Ma torniamo alle vicende di famiglia fornendo il quadro completo della numerosa prole, frutto di due ricerche, una effettuata da chi scrive con Giuseppe Bonavoglia l’altra da Stefano Negri e Giovanni Rosso, studi entrambi pubblicati sul Bollettino Storico Vercellese rispettivamente nel 1994 e 1998 (i nati a Tortona sono in corsivo):

Ursula Maria, 1723;

Giuseppe Antonio, 1724;

Maria Margherita Francesca, 1727;

Felicita Teodora Petronilla, 5 dicembre 1738;

Giuseppe Lorenzo Giacinto, 12 novembre 1739;

Barbara Teresa, 16 gennaio 1743;

Giuseppe Ignazio Gaetano, 13 gennaio 1744;

…. 1745? [poi canonico a Varsavia];

Pietro Giovanni Battista, 1746;

Francesco Maria, 1748;

Carlo Felice Eustachio, 1752;

Pietro Luigi, 1755;

Felice Lorenzo Romano, 1759.

Nell’elenco manca Vittoria, residente e deceduta a Tortona il cui terzo marito, tortonese, apparteneva alla nobiltà cittadina, nato nella notte tra il 14 e il 15 maggio 1766 da Don Giacomo Antonio e Donna Antonia Piantanida abitanti nella parrocchia di San Michele.

Un matrimonio, quello tra Vittoria e Giovanni Battista, avvenuto già in là con gli anni e con una bella differenza di età: nello Status animarum della parrocchia di Santa Maria Canale del 1830 il Ferrari ha 61 anni, mentre donna Vittoria 74 e risiedono in una casa sita nell’isola «di San Pietro».

Sulla base dei vari documenti trovati si può far risalire al 1757 l’anno di nascita di Vittoria, quindi tra i due fratelli Pietro Luigi e Felice Romano.

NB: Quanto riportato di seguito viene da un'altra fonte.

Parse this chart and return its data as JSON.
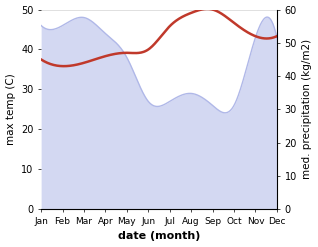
{
  "months": [
    "Jan",
    "Feb",
    "Mar",
    "Apr",
    "May",
    "Jun",
    "Jul",
    "Aug",
    "Sep",
    "Oct",
    "Nov",
    "Dec"
  ],
  "max_temp": [
    46,
    46,
    48,
    44,
    38,
    27,
    27,
    29,
    26,
    26,
    43,
    43
  ],
  "precip": [
    45,
    43,
    44,
    46,
    47,
    48,
    55,
    59,
    60,
    56,
    52,
    52
  ],
  "temp_color_fill": "#b0b8e8",
  "temp_color_line": "#a0a8d8",
  "precip_color": "#c0392b",
  "temp_ylim": [
    0,
    50
  ],
  "precip_ylim": [
    0,
    60
  ],
  "temp_yticks": [
    0,
    10,
    20,
    30,
    40,
    50
  ],
  "precip_yticks": [
    0,
    10,
    20,
    30,
    40,
    50,
    60
  ],
  "xlabel": "date (month)",
  "ylabel_left": "max temp (C)",
  "ylabel_right": "med. precipitation (kg/m2)",
  "background_color": "#ffffff",
  "fill_alpha": 0.55,
  "precip_linewidth": 1.8,
  "temp_linewidth": 1.0
}
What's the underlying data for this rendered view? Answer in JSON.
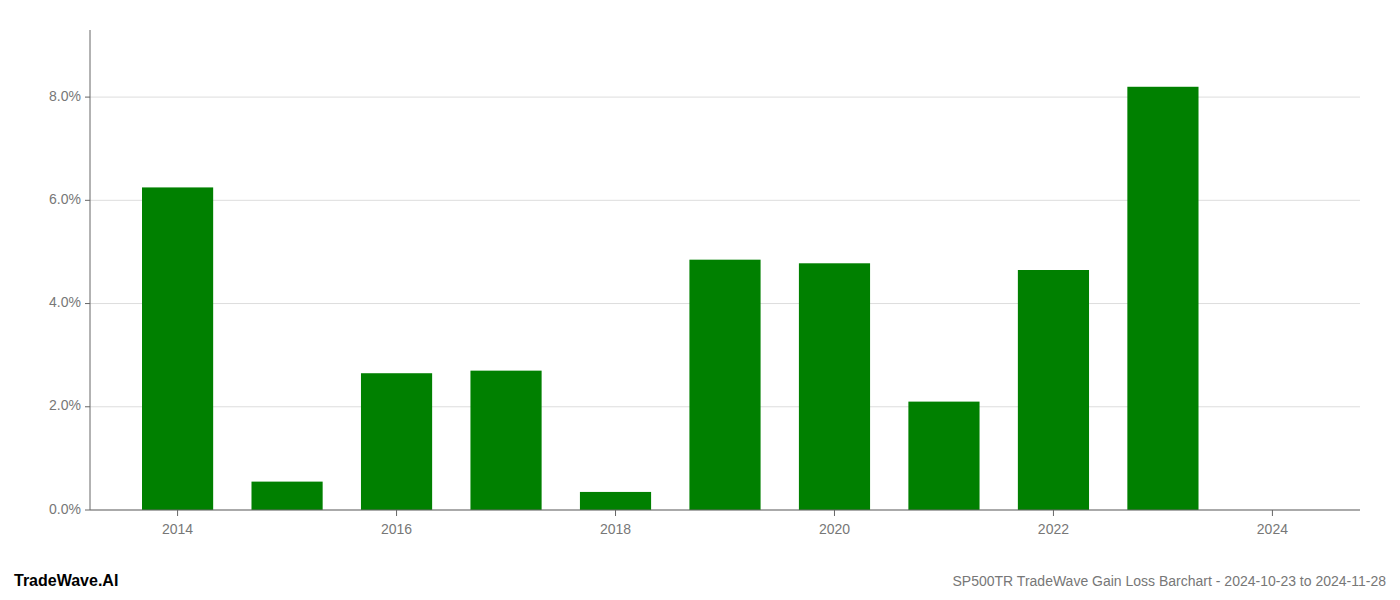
{
  "chart_data": {
    "type": "bar",
    "title": "SP500TR TradeWave Gain Loss Barchart - 2024-10-23 to 2024-11-28",
    "annotations": [
      "TradeWave.AI"
    ],
    "x": [
      2014,
      2015,
      2016,
      2017,
      2018,
      2019,
      2020,
      2021,
      2022,
      2023
    ],
    "values": [
      0.0625,
      0.0055,
      0.0265,
      0.027,
      0.0035,
      0.0485,
      0.0478,
      0.021,
      0.0465,
      0.082
    ],
    "color": "#008000",
    "xlim": [
      2013.2,
      2024.8
    ],
    "xticks": [
      2014,
      2016,
      2018,
      2020,
      2022,
      2024
    ],
    "ylim": [
      0.0,
      0.093
    ],
    "yticks": [
      {
        "value": 0.0,
        "label": "0.0%"
      },
      {
        "value": 0.02,
        "label": "2.0%"
      },
      {
        "value": 0.04,
        "label": "4.0%"
      },
      {
        "value": 0.06,
        "label": "6.0%"
      },
      {
        "value": 0.08,
        "label": "8.0%"
      }
    ],
    "grid": true
  }
}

E nell’atto di morte si legge chiaramente che era nata a Torino.

La sua salma venne inumata nel cimitero cittadino il 4 marzo.

Ben diverse le vicende di quella del padre che inizialmente era stato sepolto nella chiesa del castello di Tortona, posta al centro del forte e dedicata al Beato Amedeo di Savoia. Dopo la distruzione del forte i suoi resti vennero sepolti in una fossa posta dietro l’abside di Santa Maria Canale, senza che nel Liber mortuorum venisse annotato alcunché. Sunt lacrimae rerum…

(Sento il dovere di ringraziare l’amico Emanuele Zecchin per la preziosa collaborazione, n.d.a.).